I. Einleitung
Nach der h.M. in Literatur und Rechtsprechung kann die nichteheliche Lebensgemeinschaft eine Innengesellschaft darstellen. Dieses Eigengebilde der BGB-Gesellschaft zeichnet sich durch eine fehlende Außenwirkung aller Gesellschafter aus. Meist tritt dabei nur ein Partner im Rechtsverkehr auf, währenddessen der andere lediglich finanzielle oder sachliche Ressourcen zur Verfügung stellt.
Mit dieser Abhandlung wird der Frage nachgegangen, ob sich vor dem Hintergrund der aktuellen höchstrichterlichen Rechtsprechung für die Partner der nichtehelichen Lebensgemeinschaft nach Beendigung dieser Beziehung – gleich ob durch Tod oder durch Trennung – tatsächlich noch gesellschaftsrechtliche Ansprüche in Hinblick auf die Auseinandersetzung der Vermögenswerte im Sinne von §§ 730, 738 BGB in der Praxis ergeben können. Vorausgesetzt wird bei der Betrachtung, dass die beiden Partner keine eigenen schriftlichen vertraglichen Abreden getroffen haben, die ansonsten vorrangig zu prüfen wären. Weiter werden die durchaus möglichen weiteren Ansprüche aus § 812 Abs. 1 S. 2, 2. Alt BGB und Wegfall der Geschäftsgrundlage gem. § 313 BGB bzw. Ansprüche aus Schenkungsrecht ausgeblendet, die bei der praktischen Fallbearbeitung mit zu prüfen sind. Der Fokus wird alleine darauf gerichtet, welche Auswirkungen die Rechtsprechung des BGH – die nunmehr einen konkludenten Vertragsschluss für gesellschaftsrechtliche Ansprüche voraussetzt – auf die Praxis hat, und welche Hürden sich daraus für die Darlegungs- und Beweislast des jeweiligen Anspruchstellers ergeben.

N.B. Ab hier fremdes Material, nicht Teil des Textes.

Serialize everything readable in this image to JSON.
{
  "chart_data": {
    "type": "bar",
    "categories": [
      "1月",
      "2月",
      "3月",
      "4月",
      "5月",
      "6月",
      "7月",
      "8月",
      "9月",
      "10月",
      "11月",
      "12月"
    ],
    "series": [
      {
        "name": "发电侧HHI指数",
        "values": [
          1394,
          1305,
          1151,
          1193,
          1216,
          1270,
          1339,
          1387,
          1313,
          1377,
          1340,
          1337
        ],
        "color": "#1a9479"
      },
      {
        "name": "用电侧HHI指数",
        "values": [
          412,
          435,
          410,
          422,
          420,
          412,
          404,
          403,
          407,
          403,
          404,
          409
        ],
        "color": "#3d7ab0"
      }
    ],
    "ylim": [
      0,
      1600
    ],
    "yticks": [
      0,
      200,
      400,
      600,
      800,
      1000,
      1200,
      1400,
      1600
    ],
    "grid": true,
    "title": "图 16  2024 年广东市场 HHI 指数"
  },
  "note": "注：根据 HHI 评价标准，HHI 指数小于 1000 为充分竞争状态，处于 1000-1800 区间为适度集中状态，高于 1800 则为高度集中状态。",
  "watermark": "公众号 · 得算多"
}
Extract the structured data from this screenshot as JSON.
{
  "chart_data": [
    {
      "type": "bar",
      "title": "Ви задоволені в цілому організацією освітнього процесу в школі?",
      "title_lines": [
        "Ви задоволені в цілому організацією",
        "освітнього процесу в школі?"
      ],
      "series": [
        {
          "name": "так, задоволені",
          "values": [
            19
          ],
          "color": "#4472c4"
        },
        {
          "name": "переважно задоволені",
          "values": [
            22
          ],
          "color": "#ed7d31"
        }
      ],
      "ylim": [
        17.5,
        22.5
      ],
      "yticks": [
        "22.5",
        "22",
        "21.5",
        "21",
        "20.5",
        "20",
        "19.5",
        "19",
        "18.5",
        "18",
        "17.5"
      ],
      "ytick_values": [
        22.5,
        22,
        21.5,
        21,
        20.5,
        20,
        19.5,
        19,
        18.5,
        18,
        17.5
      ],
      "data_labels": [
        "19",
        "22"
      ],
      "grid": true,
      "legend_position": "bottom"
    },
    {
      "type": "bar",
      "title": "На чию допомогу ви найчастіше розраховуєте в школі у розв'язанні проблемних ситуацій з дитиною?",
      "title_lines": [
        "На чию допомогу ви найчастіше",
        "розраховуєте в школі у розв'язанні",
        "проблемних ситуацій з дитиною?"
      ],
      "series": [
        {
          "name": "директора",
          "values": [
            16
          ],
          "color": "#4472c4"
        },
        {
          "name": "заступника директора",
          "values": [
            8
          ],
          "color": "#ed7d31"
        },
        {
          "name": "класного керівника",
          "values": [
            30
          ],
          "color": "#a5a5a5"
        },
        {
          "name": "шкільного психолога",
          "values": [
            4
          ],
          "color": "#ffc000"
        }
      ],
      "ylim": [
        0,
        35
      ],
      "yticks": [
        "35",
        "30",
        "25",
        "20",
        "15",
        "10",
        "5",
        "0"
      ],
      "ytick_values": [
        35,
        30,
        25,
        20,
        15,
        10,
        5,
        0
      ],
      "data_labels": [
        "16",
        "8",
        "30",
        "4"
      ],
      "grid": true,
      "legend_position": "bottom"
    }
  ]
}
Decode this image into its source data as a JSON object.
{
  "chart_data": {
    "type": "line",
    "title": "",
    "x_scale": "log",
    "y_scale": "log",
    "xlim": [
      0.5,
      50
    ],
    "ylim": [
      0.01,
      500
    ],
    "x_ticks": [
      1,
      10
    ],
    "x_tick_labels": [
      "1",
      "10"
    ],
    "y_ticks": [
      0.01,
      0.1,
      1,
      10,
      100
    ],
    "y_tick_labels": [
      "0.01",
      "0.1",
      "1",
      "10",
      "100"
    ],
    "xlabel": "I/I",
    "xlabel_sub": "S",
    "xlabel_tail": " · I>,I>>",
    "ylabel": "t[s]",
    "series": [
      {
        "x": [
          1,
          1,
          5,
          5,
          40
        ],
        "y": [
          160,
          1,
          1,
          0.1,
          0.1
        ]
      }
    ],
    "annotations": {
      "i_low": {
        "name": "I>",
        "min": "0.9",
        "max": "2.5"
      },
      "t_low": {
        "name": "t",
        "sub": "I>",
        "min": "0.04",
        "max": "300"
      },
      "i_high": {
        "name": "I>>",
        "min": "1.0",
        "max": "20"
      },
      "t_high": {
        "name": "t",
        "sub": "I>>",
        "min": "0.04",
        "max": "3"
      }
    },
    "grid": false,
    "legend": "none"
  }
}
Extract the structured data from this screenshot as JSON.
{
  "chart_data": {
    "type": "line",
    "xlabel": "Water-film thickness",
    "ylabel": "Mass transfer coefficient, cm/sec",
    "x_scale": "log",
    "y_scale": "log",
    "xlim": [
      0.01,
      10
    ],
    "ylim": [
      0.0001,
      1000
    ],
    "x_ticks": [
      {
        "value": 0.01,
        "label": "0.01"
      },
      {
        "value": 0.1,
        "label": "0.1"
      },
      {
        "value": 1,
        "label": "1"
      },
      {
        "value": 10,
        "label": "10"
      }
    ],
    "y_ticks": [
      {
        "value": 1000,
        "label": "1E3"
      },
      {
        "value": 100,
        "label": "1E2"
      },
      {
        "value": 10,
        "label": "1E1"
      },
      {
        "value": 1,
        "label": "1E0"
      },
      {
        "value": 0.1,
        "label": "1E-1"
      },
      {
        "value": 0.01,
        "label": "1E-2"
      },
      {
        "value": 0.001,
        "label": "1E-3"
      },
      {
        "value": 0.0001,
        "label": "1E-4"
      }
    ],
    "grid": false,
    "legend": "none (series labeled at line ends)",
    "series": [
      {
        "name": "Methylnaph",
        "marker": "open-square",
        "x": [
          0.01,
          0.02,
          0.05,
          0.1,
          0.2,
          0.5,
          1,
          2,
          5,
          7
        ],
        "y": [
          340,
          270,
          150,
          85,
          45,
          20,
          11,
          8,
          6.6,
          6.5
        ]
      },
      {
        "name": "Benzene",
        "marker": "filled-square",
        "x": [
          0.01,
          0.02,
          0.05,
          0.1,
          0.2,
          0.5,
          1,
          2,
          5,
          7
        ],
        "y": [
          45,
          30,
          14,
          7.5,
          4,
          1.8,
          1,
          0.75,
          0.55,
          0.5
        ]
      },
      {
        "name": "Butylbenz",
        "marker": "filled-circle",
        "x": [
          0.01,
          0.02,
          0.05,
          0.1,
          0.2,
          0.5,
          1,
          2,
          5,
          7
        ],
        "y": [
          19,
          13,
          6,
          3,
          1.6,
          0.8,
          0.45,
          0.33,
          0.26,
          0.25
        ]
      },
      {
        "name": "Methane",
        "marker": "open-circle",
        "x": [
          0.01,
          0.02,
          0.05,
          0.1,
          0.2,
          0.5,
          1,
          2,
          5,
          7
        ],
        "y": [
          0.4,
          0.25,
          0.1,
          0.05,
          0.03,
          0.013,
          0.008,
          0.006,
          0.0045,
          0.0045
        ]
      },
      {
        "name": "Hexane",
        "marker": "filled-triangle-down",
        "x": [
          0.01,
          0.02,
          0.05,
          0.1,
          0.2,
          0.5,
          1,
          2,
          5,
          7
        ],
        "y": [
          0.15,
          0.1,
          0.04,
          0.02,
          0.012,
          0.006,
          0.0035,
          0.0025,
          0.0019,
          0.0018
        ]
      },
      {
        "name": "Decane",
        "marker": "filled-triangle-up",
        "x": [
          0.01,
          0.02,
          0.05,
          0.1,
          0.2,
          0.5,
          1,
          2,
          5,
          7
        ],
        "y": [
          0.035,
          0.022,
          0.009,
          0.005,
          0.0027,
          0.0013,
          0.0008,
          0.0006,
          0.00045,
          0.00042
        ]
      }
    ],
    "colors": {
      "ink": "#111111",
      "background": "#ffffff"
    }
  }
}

Die Prüfung erfolgt anhand von vier Fallgruppen, die verschiedene Konstellationen des Zusammenlebens und der Trennung beinhalten. Selbstverständlich erheben die Fallgruppen keinen Anspruch auf Vollständigkeit, aber anhand ihrer Darstellung wird deutlich, welche Besonderheiten sich auch bei möglichen Variationen ergeben können.
Fall 1
Es sind keine nennenswerten Vermögenswerte geschaffen oder erhalten worden. Die Leistung eines Partners beschränkte sich auf die unentgeltliche Pflege des anderen Partners, der verstarb. Der überlebende Partner zieht in Betracht, Ansprüche gegenüber den Erben einzufordern.
Abwandlung:
Ein Partner, der kein eigenes nennenswertes Vermögen besitzt, übernimmt während der Dauer des Zusammenlebens (20 Jahre) über einen Zeitraum von fünf Jahren die Vermietung von Wohnungen des anderen Lebenspartners bis zu dessen Tod. Er organisiert alleine den Verkauf von Mietshäusern, da dieser krankheitsbedingt hierzu nicht mehr in der Lage ist. Während der Dauer der Vermögensverwaltung entsteht ein Vermögenszuwachs von 100.000 EUR. Nach dem Tod des Lebenspartners wird gegenüber dessen Erben Ausgleich im Sinne von §§ 730, 738 BGB beansprucht, da eine testamentarische Begünstigung nicht mehr vollzogen werden konnte.
Fall 2 (Abwandlung frei nach BGH vom 9.7.2008, FamRZ 2008, 1822–1829)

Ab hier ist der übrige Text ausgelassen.